Machine learning is rapidly approaching a golden age, and with it we’re beginning to see the possibilities that were formerly reserved for science fiction.
Machine learning (ML) is a computer’s way of learning from examples, and it’s one of the most useful tools we have for the construction of artificial intelligence (AI). It begins with the design of an algorithm that learns from collected data, creating machines that in most cases become smarter as data volumes intensify.
We’ve seen a breakthrough in the field of ML in the last five years in part due to the recent wealth of big data streams provided from high-speed internet, cloud computing, and widespread smartphone usage, leading to the birth of the now popular “deep learning” algorithms. Heavily- used applications that have emerged with ML at their core include recommendation systems like those from Netflix and Amazon, face recognition technology as seen in Facebook, email spam filters like those from Google and Microsoft, and speech recognition systems such as Siri.
While the depth of advancement is unknown, what we can say with high certainty is that development in this field in the past five years will be nothing compared to what we’re going to see in the five years to come. Based on machine learning’s current state, here are four predictions of what we could see in the near future:
Image-Based Recognition: The technology for image and video-based recognition is on the horizon, and with it a whole new experience for users. Thanks to deep learning, we are now at the dawn of computers recognizing images, and the people and actions within them, with high accuracy based on the image alone and with minimum reliance on external data.
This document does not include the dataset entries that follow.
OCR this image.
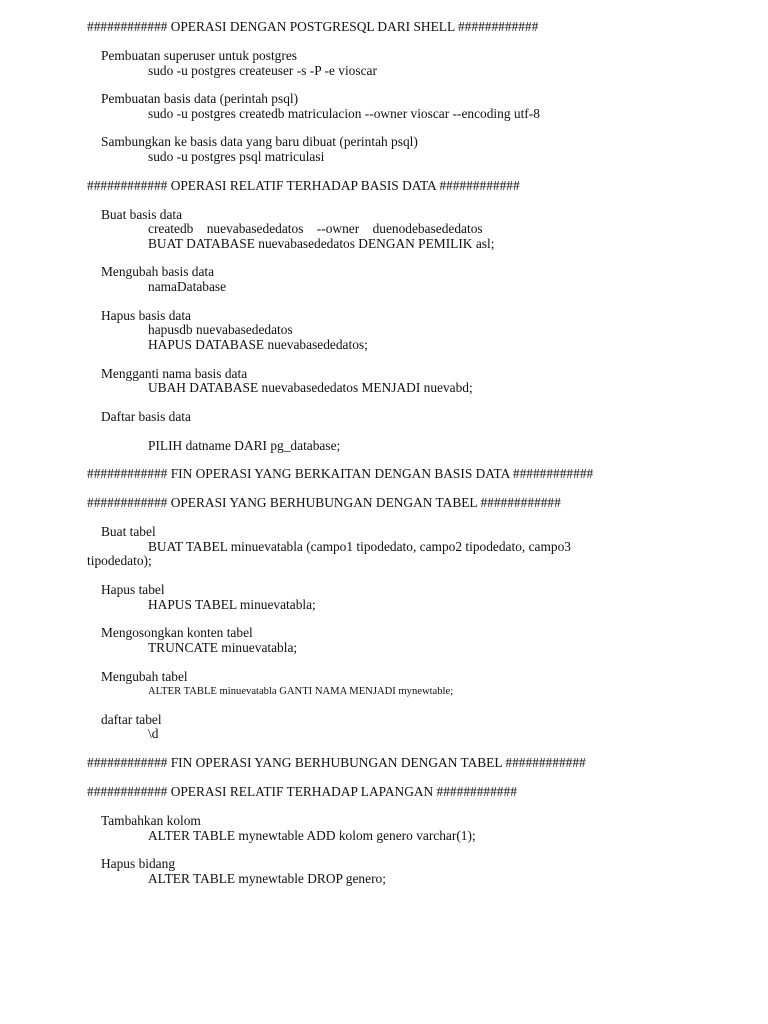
############ OPERASI DENGAN POSTGRESQL DARI SHELL ############
Pembuatan superuser untuk postgres
sudo -u postgres createuser -s -P -e vioscar
Pembuatan basis data (perintah psql)
sudo -u postgres createdb matriculacion --owner vioscar --encoding utf-8
Sambungkan ke basis data yang baru dibuat (perintah psql)
sudo -u postgres psql matriculasi
############ OPERASI RELATIF TERHADAP BASIS DATA ############
Buat basis data
createdb    nuevabasededatos    --owner    duenodebasededatos
BUAT DATABASE nuevabasededatos DENGAN PEMILIK asl;
Mengubah basis data
namaDatabase
Hapus basis data
hapusdb nuevabasededatos
HAPUS DATABASE nuevabasededatos;
Mengganti nama basis data
UBAH DATABASE nuevabasededatos MENJADI nuevabd;
Daftar basis data
PILIH datname DARI pg_database;
############ FIN OPERASI YANG BERKAITAN DENGAN BASIS DATA ############
############ OPERASI YANG BERHUBUNGAN DENGAN TABEL ############
Buat tabel
BUAT TABEL minuevatabla (campo1 tipodedato, campo2 tipodedato, campo3
tipodedato);
Hapus tabel
HAPUS TABEL minuevatabla;
Mengosongkan konten tabel
TRUNCATE minuevatabla;
Mengubah tabel
ALTER TABLE minuevatabla GANTI NAMA MENJADI mynewtable;
daftar tabel
\d
############ FIN OPERASI YANG BERHUBUNGAN DENGAN TABEL ############
############ OPERASI RELATIF TERHADAP LAPANGAN ############
Tambahkan kolom
ALTER TABLE mynewtable ADD kolom genero varchar(1);
Hapus bidang
ALTER TABLE mynewtable DROP genero;
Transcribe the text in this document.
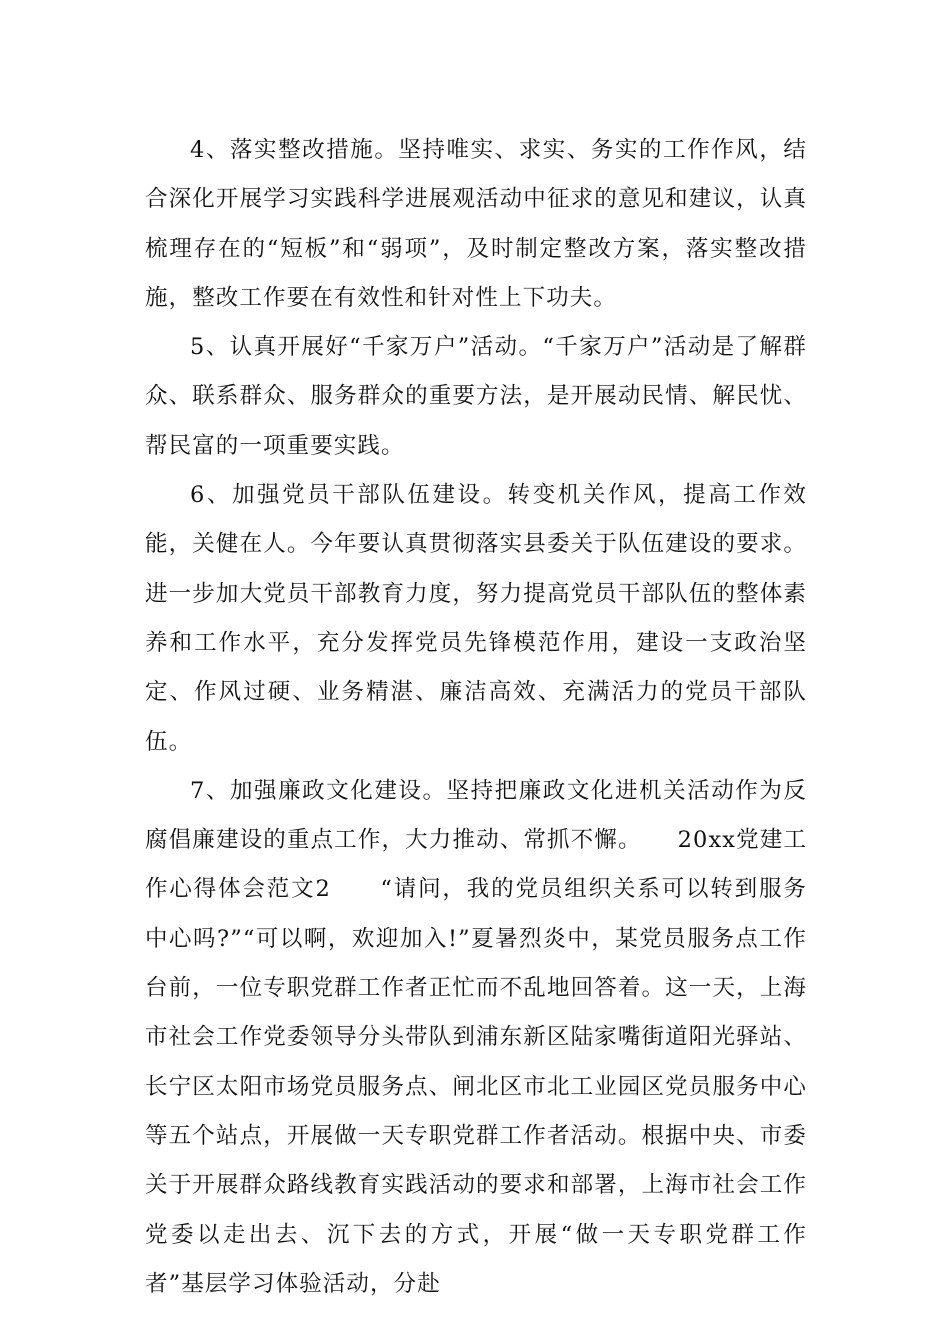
4、落实整改措施。坚持唯实、求实、务实的工作作风，结合深化开展学习实践科学进展观活动中征求的意见和建议，认真梳理存在的“短板”和“弱项”，及时制定整改方案，落实整改措施，整改工作要在有效性和针对性上下功夫。

5、认真开展好“千家万户”活动。“千家万户”活动是了解群众、联系群众、服务群众的重要方法，是开展动民情、解民忧、帮民富的一项重要实践。

6、加强党员干部队伍建设。转变机关作风，提高工作效能，关健在人。今年要认真贯彻落实县委关于队伍建设的要求。进一步加大党员干部教育力度，努力提高党员干部队伍的整体素养和工作水平，充分发挥党员先锋模范作用，建设一支政治坚定、作风过硬、业务精湛、廉洁高效、充满活力的党员干部队伍。

7、加强廉政文化建设。坚持把廉政文化进机关活动作为反腐倡廉建设的重点工作，大力推动、常抓不懈。　　20xx党建工作心得体会范文2　　“请问，我的党员组织关系可以转到服务中心吗?”“可以啊，欢迎加入!”夏暑烈炎中，某党员服务点工作台前，一位专职党群工作者正忙而不乱地回答着。这一天，上海市社会工作党委领导分头带队到浦东新区陆家嘴街道阳光驿站、长宁区太阳市场党员服务点、闸北区市北工业园区党员服务中心等五个站点，开展做一天专职党群工作者活动。根据中央、市委关于开展群众路线教育实践活动的要求和部署，上海市社会工作党委以走出去、沉下去的方式，开展“做一天专职党群工作者”基层学习体验活动，分赴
It’s not just new pictures that will become recognizable either, but the entire history of digitized images and video footage. This will massively change how these assets are located and shared online. For example, YouTube might soon intelligently find content related to parts of a clip you watched and liked based only on the visual content of the video itself. The resulting efficiencies in both our work and personal time will be profound.
Healthcare: Machine learning’s ability to analyze and store massive amounts of data should provide physicians with much-needed second opinions and lead to the detection and treatment of medical ailments on a mass scale. Packaged as smart, wearable computing devices, personal health monitors that detect various conditions as they arise should become widespread in the next five years, in a similar fashion to activity trackers like Fitbit. The advancements here could significantly accelerate our human desire to protect our own longevity and create major breakthroughs for the operations of the medical industry.
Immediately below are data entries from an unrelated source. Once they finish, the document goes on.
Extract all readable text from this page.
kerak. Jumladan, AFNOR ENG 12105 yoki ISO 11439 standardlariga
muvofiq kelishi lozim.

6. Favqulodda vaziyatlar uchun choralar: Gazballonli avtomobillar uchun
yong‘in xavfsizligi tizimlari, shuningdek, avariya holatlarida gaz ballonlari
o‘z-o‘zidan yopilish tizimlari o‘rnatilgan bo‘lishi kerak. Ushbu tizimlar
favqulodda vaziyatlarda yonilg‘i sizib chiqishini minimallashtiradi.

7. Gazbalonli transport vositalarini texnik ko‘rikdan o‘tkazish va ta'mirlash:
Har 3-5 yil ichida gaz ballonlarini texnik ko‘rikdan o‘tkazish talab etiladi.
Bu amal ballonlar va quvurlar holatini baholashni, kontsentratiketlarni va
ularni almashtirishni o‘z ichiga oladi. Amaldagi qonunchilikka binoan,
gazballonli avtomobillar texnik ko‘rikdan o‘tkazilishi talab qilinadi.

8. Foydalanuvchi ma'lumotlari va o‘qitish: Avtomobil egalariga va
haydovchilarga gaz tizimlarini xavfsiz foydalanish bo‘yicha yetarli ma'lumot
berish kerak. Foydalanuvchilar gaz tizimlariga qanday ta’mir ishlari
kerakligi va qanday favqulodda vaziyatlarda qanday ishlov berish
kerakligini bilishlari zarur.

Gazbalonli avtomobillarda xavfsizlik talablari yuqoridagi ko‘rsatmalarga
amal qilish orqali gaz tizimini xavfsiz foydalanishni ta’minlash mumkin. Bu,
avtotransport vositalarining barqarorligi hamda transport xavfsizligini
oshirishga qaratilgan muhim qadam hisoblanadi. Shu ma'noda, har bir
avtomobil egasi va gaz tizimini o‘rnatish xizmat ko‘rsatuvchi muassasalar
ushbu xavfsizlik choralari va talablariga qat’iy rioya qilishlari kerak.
Travel & Communication: By 2020, real-time translation technology may be fully accessible. We’ll see everything from an app on your phone that instantly translates foreign signs and texts to phone conversations that are immediately converted to a listener’s native language, without speakers even knowing the difference. As globalization booms, the language lines will soon be crossed. Business, in particular, stands to benefit enormously from the advancement here, with tech giants such as Google and Microsoft already taking the necessary steps to build such tools, making the need for a premium multilingual workforce obsolete.
Advertising: Based on recent ML advancements, in just a few short years augmented reality technology should become the commonplace method for integrated branding. This will allow advertisers to seamlessly place products into existing content by properly identifying the depth, relative size, lighting, and shading of the product in comparison to the setting. This essentially makes any historical video property available for integration. The computer vision technology firm Mirriad has already been heralded (and won an Oscar) for its advancements in the field. Looking at online video, as companies continue to try and tap into hugely popular amateur content, this technology will revolutionize their capabilities.
So while we have already seen enormous advancements in the fields above of late, a full-scale commercialization of machine learning technologies could be seen as soon as 2020. While I’ve only listed a few predictions above, almost all sectors of the economy stand to benefit enormously from the efficiencies of this new era of machine learning. We are already seeing a swell in consumer demand in experiences that require ML at their core, and the examples above only touch the surface of what is possible. If things continue on the trajectory we expect, the golden age of machine learning might very well make the next five years in technology the most exciting yet.